In this assignment, you will conduct a very simple experiment; a test of conservation using children who are currently in Piaget’s stage of preoperational thought which begins in toddlerhood and goes into middle childhood (approximately 2-6 or 7 years of age). Preoperational children tend to centrate: they focus on one aspect of a situation and neglect others, often coming to illogical conclusions. They cannot think simultaneously about several aspects of a situation.
A classic example is Piaget’s most famous experiment. He designed it to test children’s development of conservation – the awareness that two things that are equal remain so if their shape is altered so long as nothing is added or taken away. He found that children do not fully understand this principle until the stage of concrete operations, normally in middle childhood.

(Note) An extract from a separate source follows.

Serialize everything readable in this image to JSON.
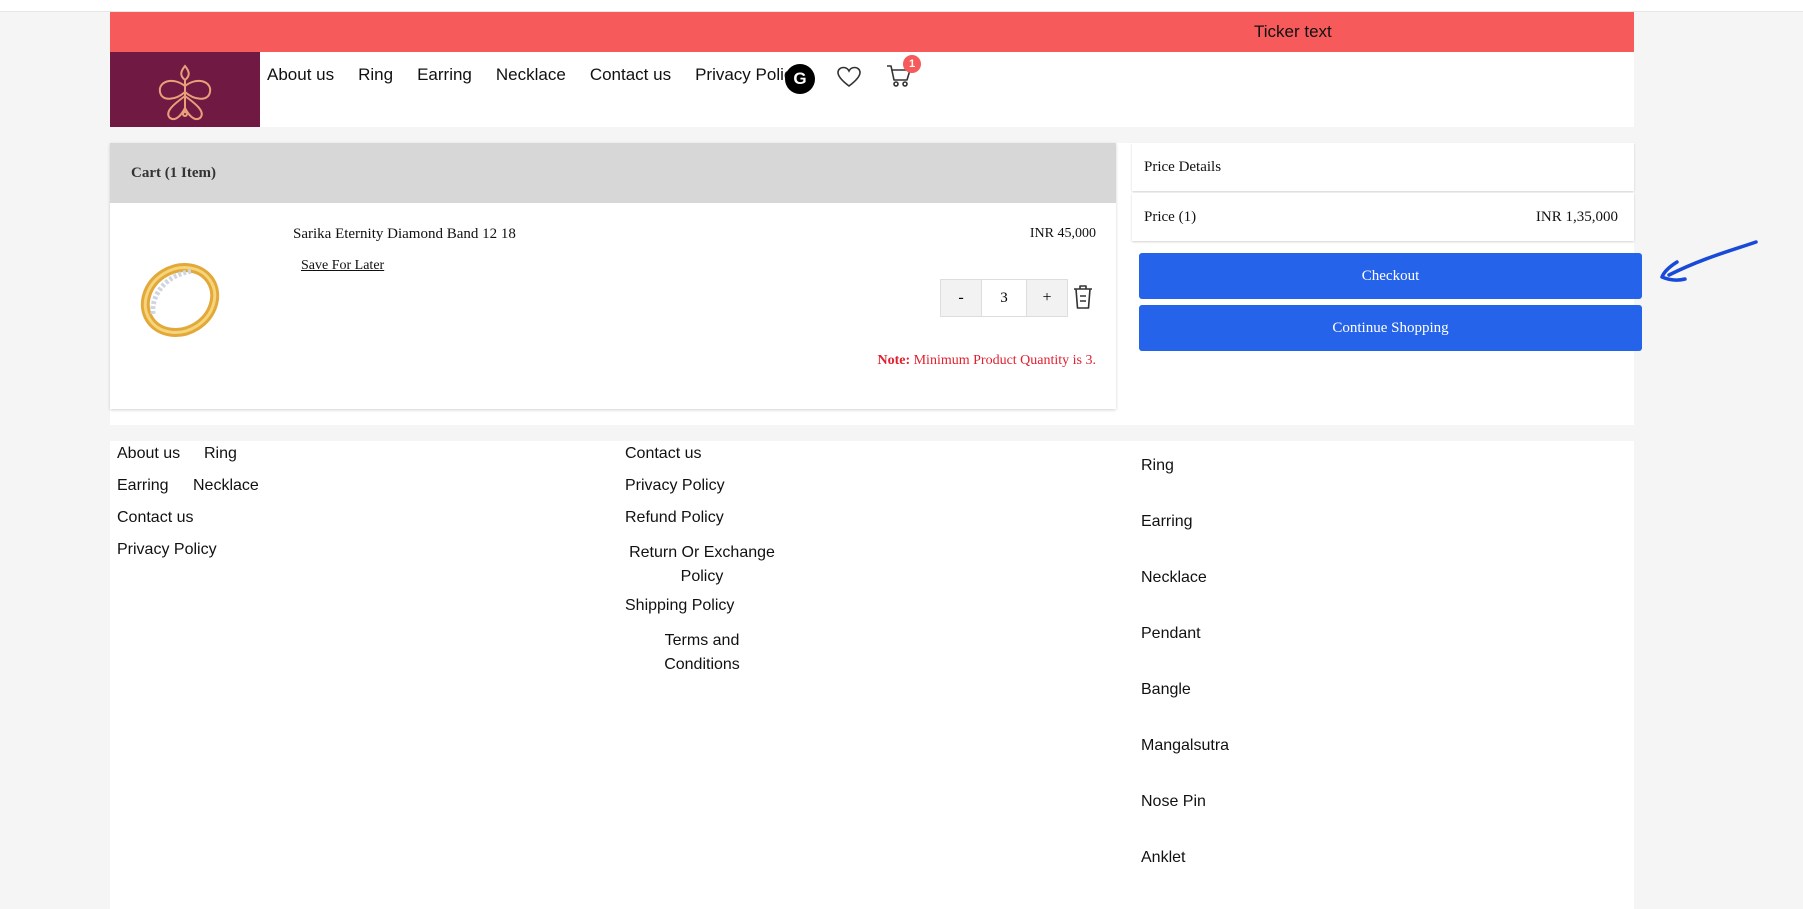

Your task is to show a child (4-6 years old) two identical clear glasses, both short and wide and holding the same amount of water or juice. Then pour the water from one glass into a third taller, thinner glass. Now ask the child whether both glasses contain the same amount of water, or whether one contains more. Wait for the child to answer (most likely he/she will say that the tall glass has more water). Then ask the child why he/she answered the way they did. Then pour the water from the tall glass back into the short glass and ask the child whether the glasses now the same amount of water have (if the child is truly preoperational he/she will say they are equal again).
- Record the child’s age.
- Record exactly what you ask the child.
- Record the child’s exact answers to your questions.
- Answer the question: Is the child in the stage of preoperational thought? What leads you to draw this conclusion?